Его пальцы жгут мою кожу через тонкую ткань платья.
Невыносимо жарко.
Пару раз я делаю особенно глубокие вдохи, обдуваю себя ладонью, но стараюсь не показывать, как мне на самом деле хочется быть где угодно, но не рядом с мужем. Дежурная улыбка спасает. В этом мире она вообще всегда спасает. Улыбаемся и машем, как говорит пингвин из моего любимого мультика, улыбаемся и машем. Единственный положительный момент, который я для себя стараюсь продвинуть на первое место — это наблюдение. Сбор информации, когда ты находишь в ситуации вроде моей — вот он залог настоящего успеха. Конечно, едва ли кто-то в этом мире может оказаться в моей ситуации…ну, да ладно. Хочется верить, что я не первая и не последняя идиотка на этой земле, которая поверила в воздушные замки собственного сооружения.

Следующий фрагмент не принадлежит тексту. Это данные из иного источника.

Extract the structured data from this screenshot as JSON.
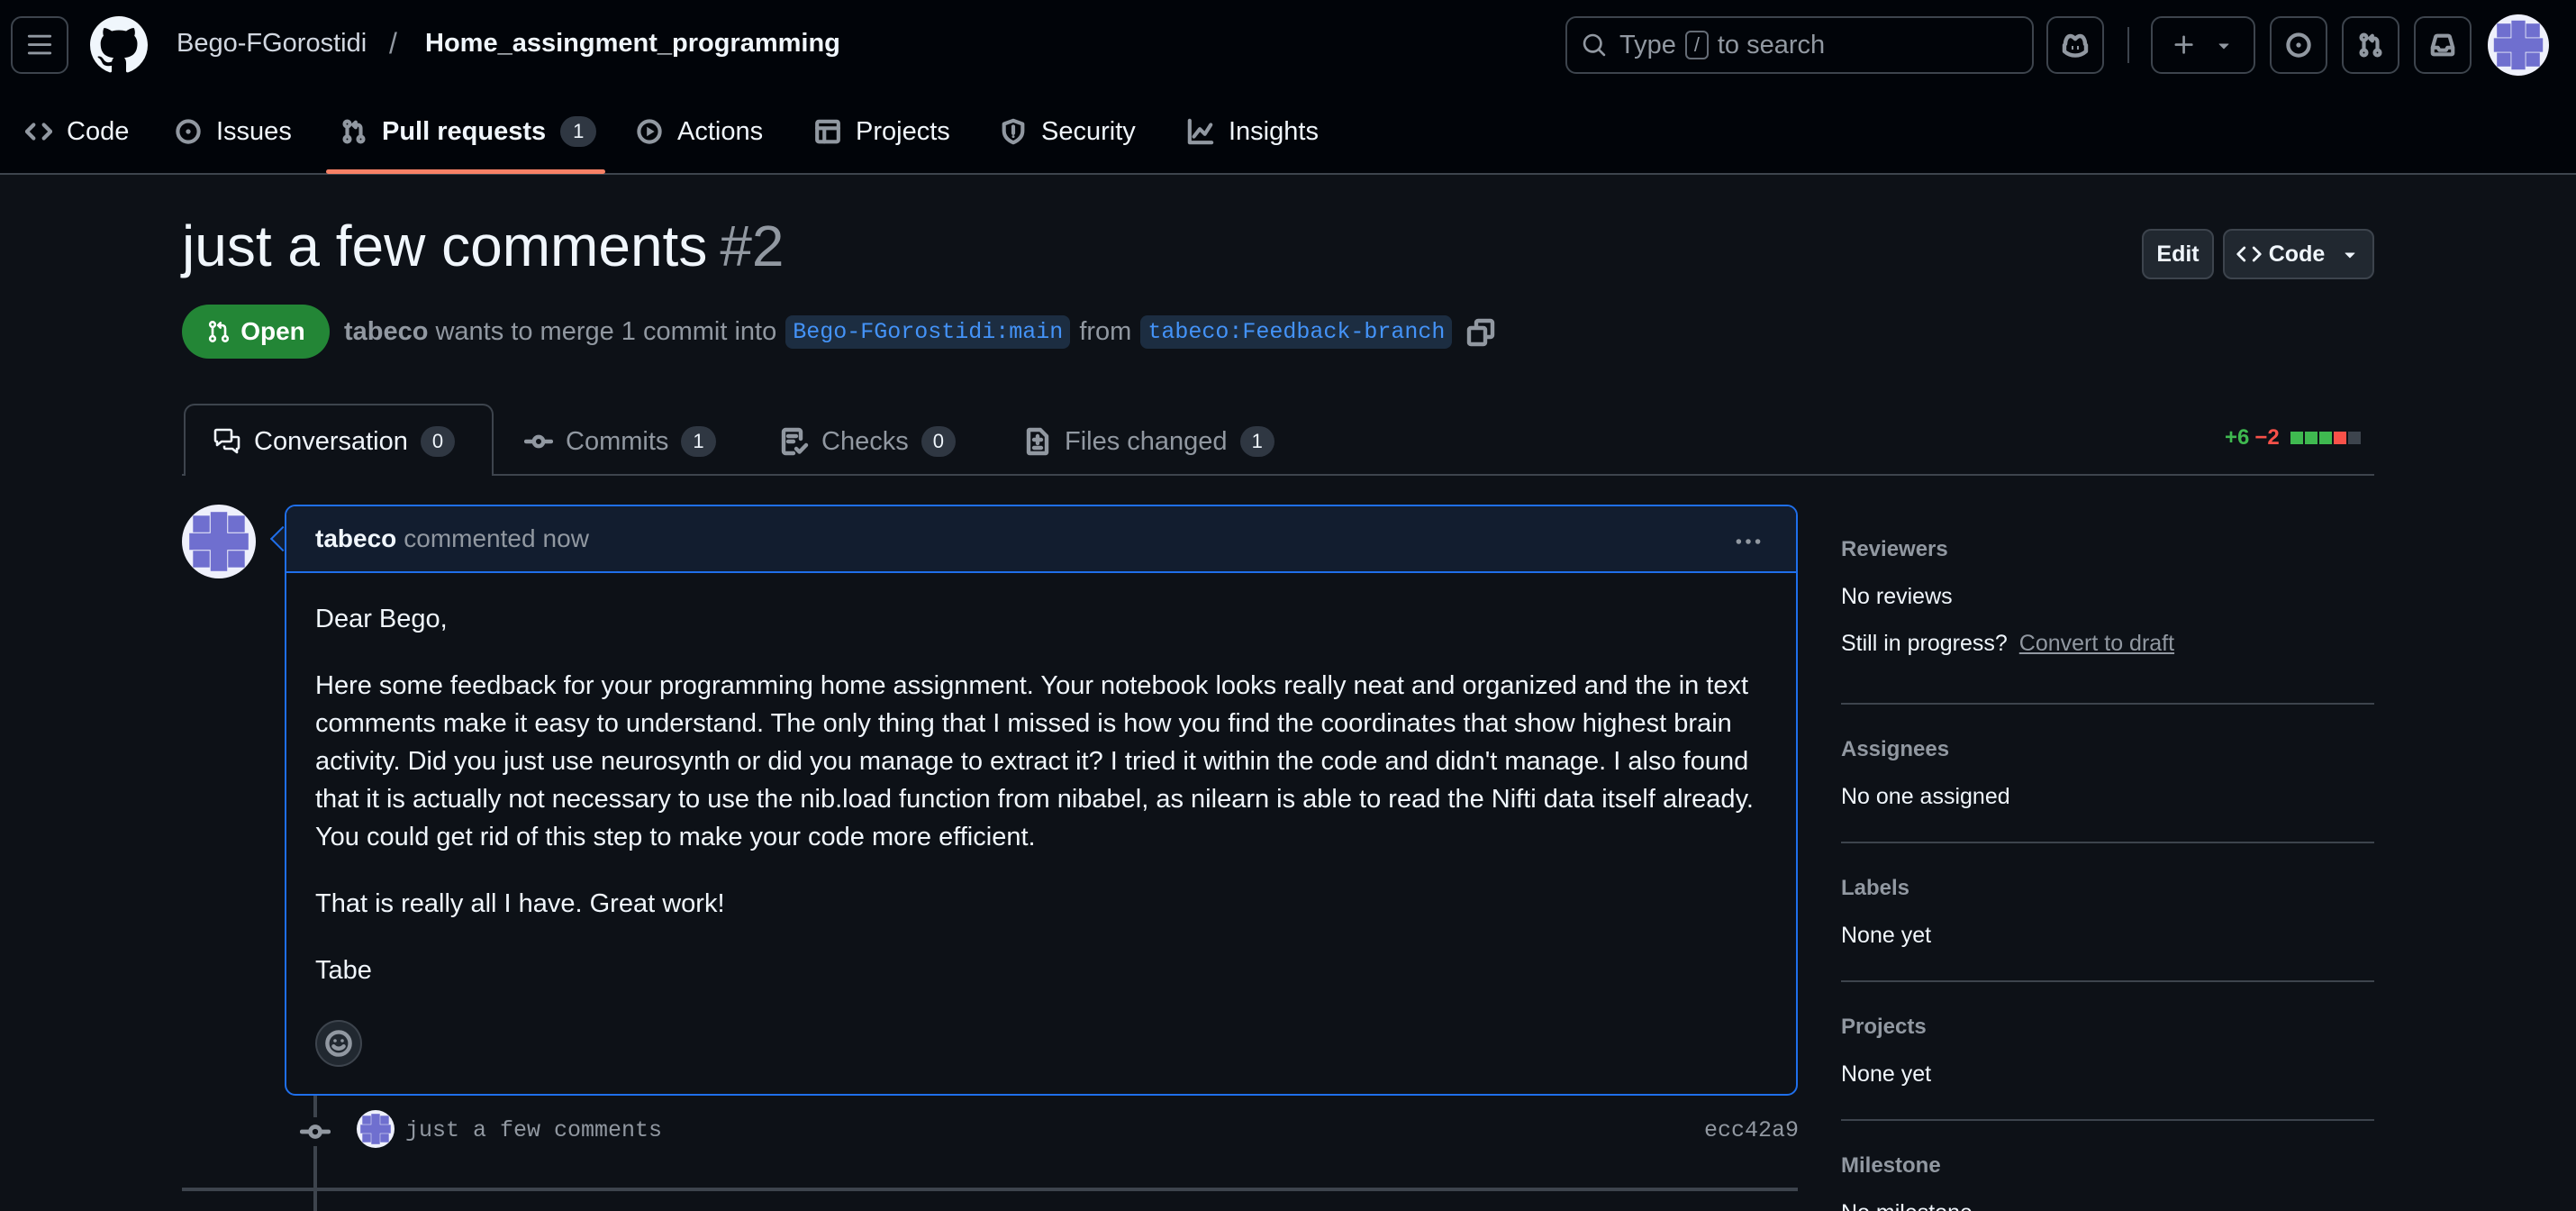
{
  "header": {
    "owner": "Bego-FGorostidi",
    "separator": "/",
    "repo": "Home_assingment_programming",
    "search": {
      "prefix": "Type",
      "key": "/",
      "suffix": "to search"
    }
  },
  "repo_nav": {
    "items": [
      {
        "label": "Code",
        "icon": "code-icon"
      },
      {
        "label": "Issues",
        "icon": "issue-opened-icon"
      },
      {
        "label": "Pull requests",
        "icon": "git-pull-request-icon",
        "count": "1",
        "active": true
      },
      {
        "label": "Actions",
        "icon": "play-icon"
      },
      {
        "label": "Projects",
        "icon": "table-icon"
      },
      {
        "label": "Security",
        "icon": "shield-icon"
      },
      {
        "label": "Insights",
        "icon": "graph-icon"
      }
    ]
  },
  "pr": {
    "title": "just a few comments",
    "number": "#2",
    "status": "Open",
    "author": "tabeco",
    "merge_text": "wants to merge 1 commit into",
    "base_branch": "Bego-FGorostidi:main",
    "from_text": "from",
    "head_branch": "tabeco:Feedback-branch",
    "edit_label": "Edit",
    "code_label": "Code"
  },
  "tabs": [
    {
      "label": "Conversation",
      "count": "0",
      "icon": "comment-discussion-icon",
      "active": true
    },
    {
      "label": "Commits",
      "count": "1",
      "icon": "git-commit-icon"
    },
    {
      "label": "Checks",
      "count": "0",
      "icon": "checklist-icon"
    },
    {
      "label": "Files changed",
      "count": "1",
      "icon": "file-diff-icon"
    }
  ],
  "diffstat": {
    "additions": "+6",
    "deletions": "−2",
    "blocks": [
      "green",
      "green",
      "green",
      "red",
      "gray"
    ],
    "colors": {
      "green": "#3fb950",
      "red": "#f85149",
      "gray": "#3d444d"
    }
  },
  "comment": {
    "author": "tabeco",
    "action": "commented",
    "time": "now",
    "paragraphs": [
      "Dear Bego,",
      "Here some feedback for your programming home assignment. Your notebook looks really neat and organized and the in text comments make it easy to understand. The only thing that I missed is how you find the coordinates that show highest brain activity. Did you just use neurosynth or did you manage to extract it? I tried it within the code and didn't manage. I also found that it is actually not necessary to use the nib.load function from nibabel, as nilearn is able to read the Nifti data itself already. You could get rid of this step to make your code more efficient.",
      "That is really all I have. Great work!",
      "Tabe"
    ]
  },
  "commit": {
    "message": "just a few comments",
    "sha": "ecc42a9"
  },
  "sidebar": {
    "reviewers": {
      "heading": "Reviewers",
      "value": "No reviews",
      "draft_prompt": "Still in progress?",
      "draft_link": "Convert to draft"
    },
    "assignees": {
      "heading": "Assignees",
      "value": "No one assigned"
    },
    "labels": {
      "heading": "Labels",
      "value": "None yet"
    },
    "projects": {
      "heading": "Projects",
      "value": "None yet"
    },
    "milestone": {
      "heading": "Milestone",
      "value": "No milestone"
    }
  },
  "colors": {
    "accent_underline": "#f78166",
    "open_badge": "#238636",
    "link": "#4493f8",
    "comment_border": "#1f6feb"
  }
}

Так хотя бы не кажется, что ты одинока и живешь на огромной льдине в океане из разочарования и боли. Странно, но факт. Когда ты представляешь себе других женщин, которые, как и я, поверили не тем мужчинам, действительно становится лучше.

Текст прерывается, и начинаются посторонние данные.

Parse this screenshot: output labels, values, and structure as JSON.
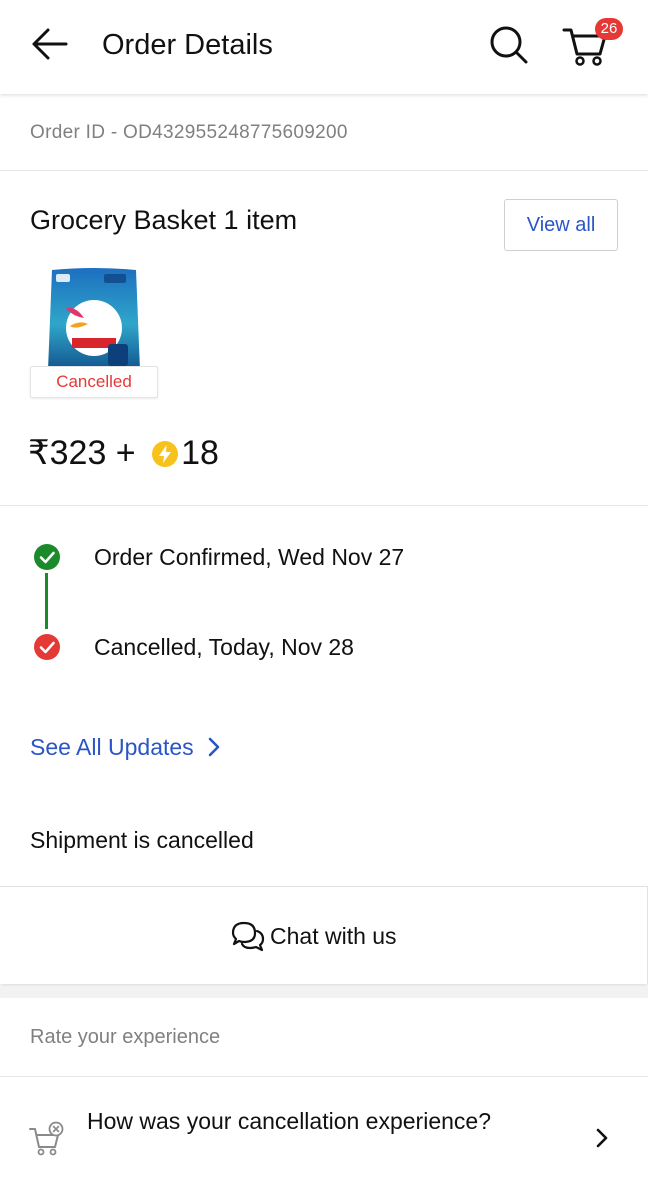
{
  "header": {
    "title": "Order Details",
    "back_icon": "arrow-left-icon",
    "search_icon": "search-icon",
    "cart_icon": "cart-icon",
    "cart_count": "26"
  },
  "order": {
    "id_text": "Order ID - OD432955248775609200"
  },
  "basket": {
    "title": "Grocery Basket 1 item",
    "view_all_label": "View all",
    "item_status": "Cancelled",
    "price": "₹323 +",
    "supercoins": "18"
  },
  "timeline": [
    {
      "text": "Order Confirmed, Wed Nov 27",
      "state": "done",
      "color": "#1a8a2b"
    },
    {
      "text": "Cancelled, Today, Nov 28",
      "state": "cancelled",
      "color": "#e53935"
    }
  ],
  "updates": {
    "see_all_label": "See All Updates"
  },
  "shipment": {
    "status_text": "Shipment is cancelled"
  },
  "chat": {
    "label": "Chat with us",
    "icon": "chat-bubbles-icon"
  },
  "rating": {
    "section_title": "Rate your experience",
    "question": "How was your cancellation experience?",
    "icon": "cart-cancel-icon"
  },
  "colors": {
    "link_blue": "#2a55c5",
    "cancel_red": "#e53935",
    "confirm_green": "#1a8a2b",
    "badge_red": "#e53935"
  }
}
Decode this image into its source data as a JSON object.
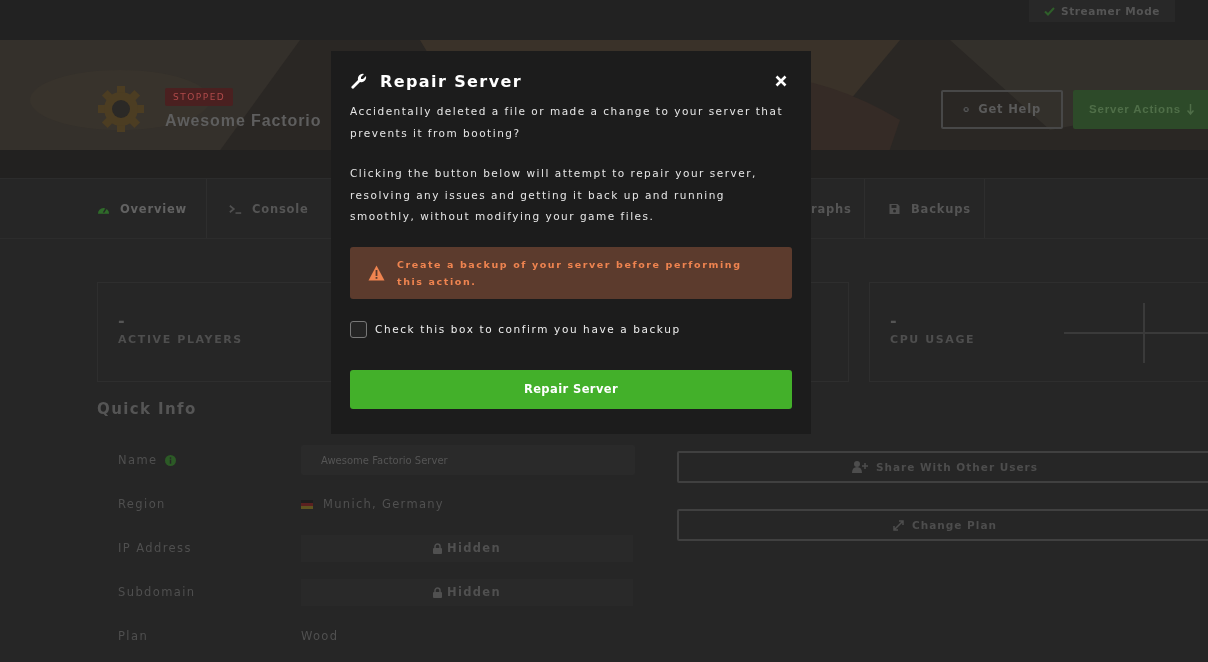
{
  "top_bar": {
    "streamer_mode": {
      "label": "Streamer Mode",
      "checked": true
    }
  },
  "header": {
    "status": "STOPPED",
    "server_name": "Awesome Factorio",
    "buttons": [
      {
        "label": "Get Help",
        "kind": "outline"
      },
      {
        "label": "Server Actions",
        "kind": "primary"
      }
    ]
  },
  "tabs": [
    {
      "label": "Overview",
      "selected": true,
      "kind": "gauge"
    },
    {
      "label": "Console",
      "selected": false,
      "kind": "terminal"
    },
    {
      "label": "raphs",
      "selected": false,
      "kind": "none"
    },
    {
      "label": "Backups",
      "selected": false,
      "kind": "disk"
    }
  ],
  "stats": [
    {
      "kind": "stat",
      "value": "-",
      "label": "ACTIVE PLAYERS"
    },
    {
      "kind": "covered"
    },
    {
      "kind": "stat",
      "value": "-",
      "label": "CPU USAGE"
    }
  ],
  "quick_info": {
    "title": "Quick Info",
    "rows": [
      {
        "label": "Name",
        "kind": "field",
        "value": "Awesome Factorio Server",
        "info": true
      },
      {
        "label": "Region",
        "kind": "flag",
        "value": "Munich, Germany"
      },
      {
        "label": "IP Address",
        "kind": "hidden",
        "value": "Hidden"
      },
      {
        "label": "Subdomain",
        "kind": "hidden",
        "value": "Hidden"
      },
      {
        "label": "Plan",
        "kind": "text",
        "value": "Wood"
      }
    ]
  },
  "side_actions": [
    {
      "label": "Share With Other Users",
      "kind": "share"
    },
    {
      "label": "Change Plan",
      "kind": "resize"
    }
  ],
  "modal": {
    "title": "Repair Server",
    "paragraphs": [
      "Accidentally deleted a file or made a change to your server that prevents it from booting?",
      "Clicking the button below will attempt to repair your server, resolving any issues and getting it back up and running smoothly, without modifying your game files."
    ],
    "warning": "Create a backup of your server before performing this action.",
    "confirm": {
      "label": "Check this box to confirm you have a backup",
      "checked": false
    },
    "button": "Repair Server"
  }
}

Итак. Это снова не так важно, а вот мои замечания, которые я ставлю в длинном списке под названием «наконец-то-она-открыла-свои-гребаные-глаза», напротив. Вот что должно стоять во главе угла, ведь как? Это закон жизни: всегда есть кто-то, кто красивее тебя, умнее, острее. Всегда! А значит, есть кто-то сильнее тебя. Пока я не знаю, что мне делать с этой информацией и как ее использовать, но согласитесь. Знать лучше, чем и дальше болтаться где-то в совершенно другой вселенной. Поэтому я стараюсь найти ответы на свои вопросы, но…к превеликому сожалению получаю жирный хер. То есть, кукиш с маслом, само собой. Если отбросить эмоции в сторону и мыслить исключительно адекватными критериями.

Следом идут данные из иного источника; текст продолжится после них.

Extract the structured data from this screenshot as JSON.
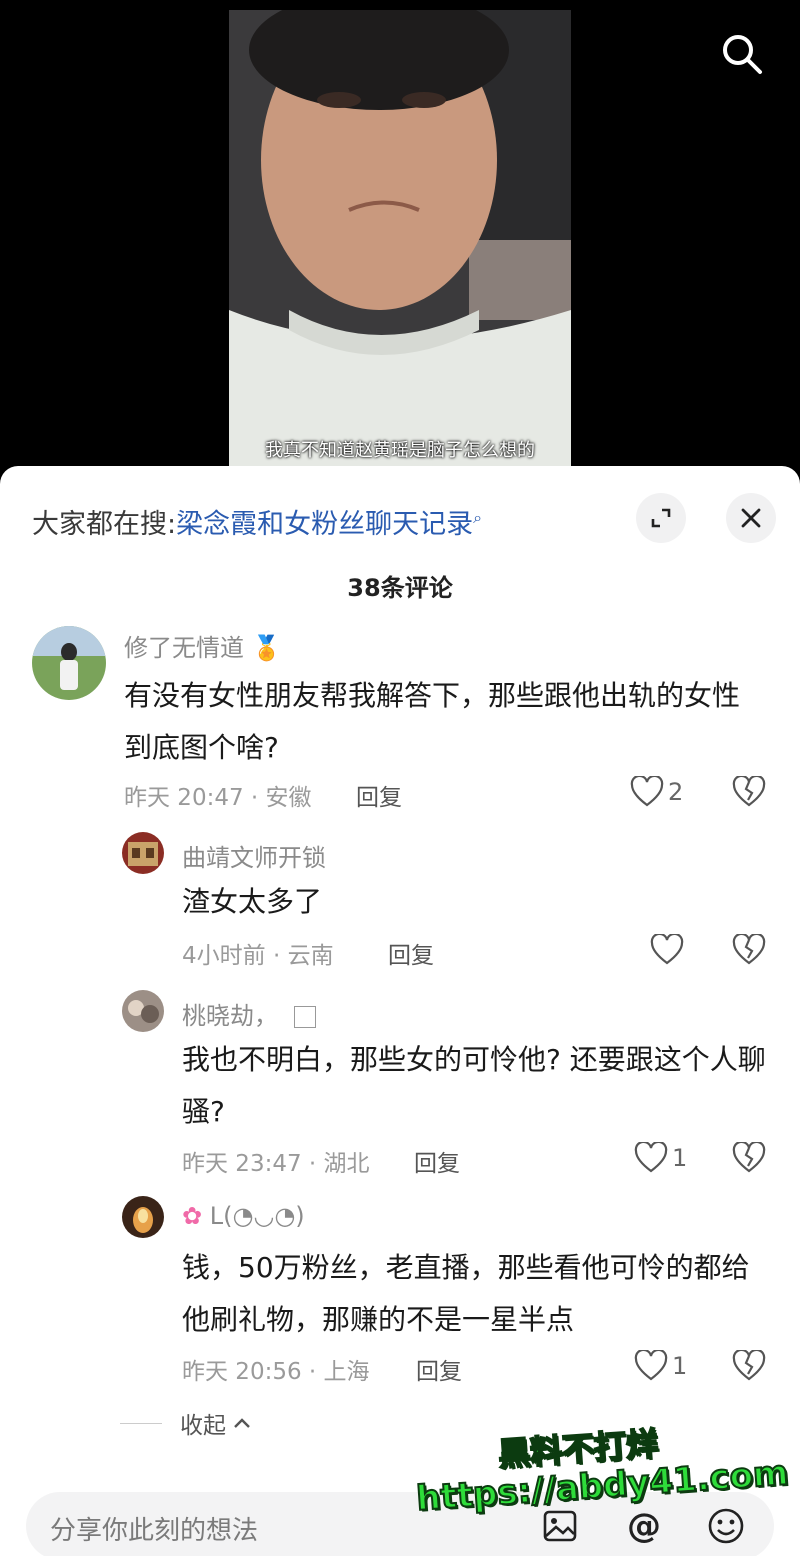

Я пытаюсь, но злюсь все сильнее. Получается откровенно плохо, когда с каждым, новым «богатым и влиятельным», в первую секунду нашего появления, я замечаю неподдельную эмоцию, которую нельзя сыграть: и это страх.
О да! Они просто в ужасе…
Когда смотрят на Малика, сжимаются, скукоживаются, и я себе не придумываю! Что самое обидное…кажется, я вышла замуж за самого настоящего Влада Цепеша, который держит в своем могучем кулаке всю элиту Москвы!
И это приводит меня к отчаянию…
Бессильному, жгучему и больному.
К сожалению, слова Малика — это, похоже, не просто выстрел в небо. Я не больная; не истеричка; не психопатка. Я вижу, как его боятся, а значит, стоит мне только заикнуться о помощи, как меня тут же сдадут. Тут же! Никто не хочет мараться о чужие проблемы, и это очередная «роскошная» правда жизни. Возможно, в мире вне этих стен как-то иначе складывается, но в мире больших денег? Они все драконы, которые будут сидеть на своей золотой куче и греть ее уродливым брюхом.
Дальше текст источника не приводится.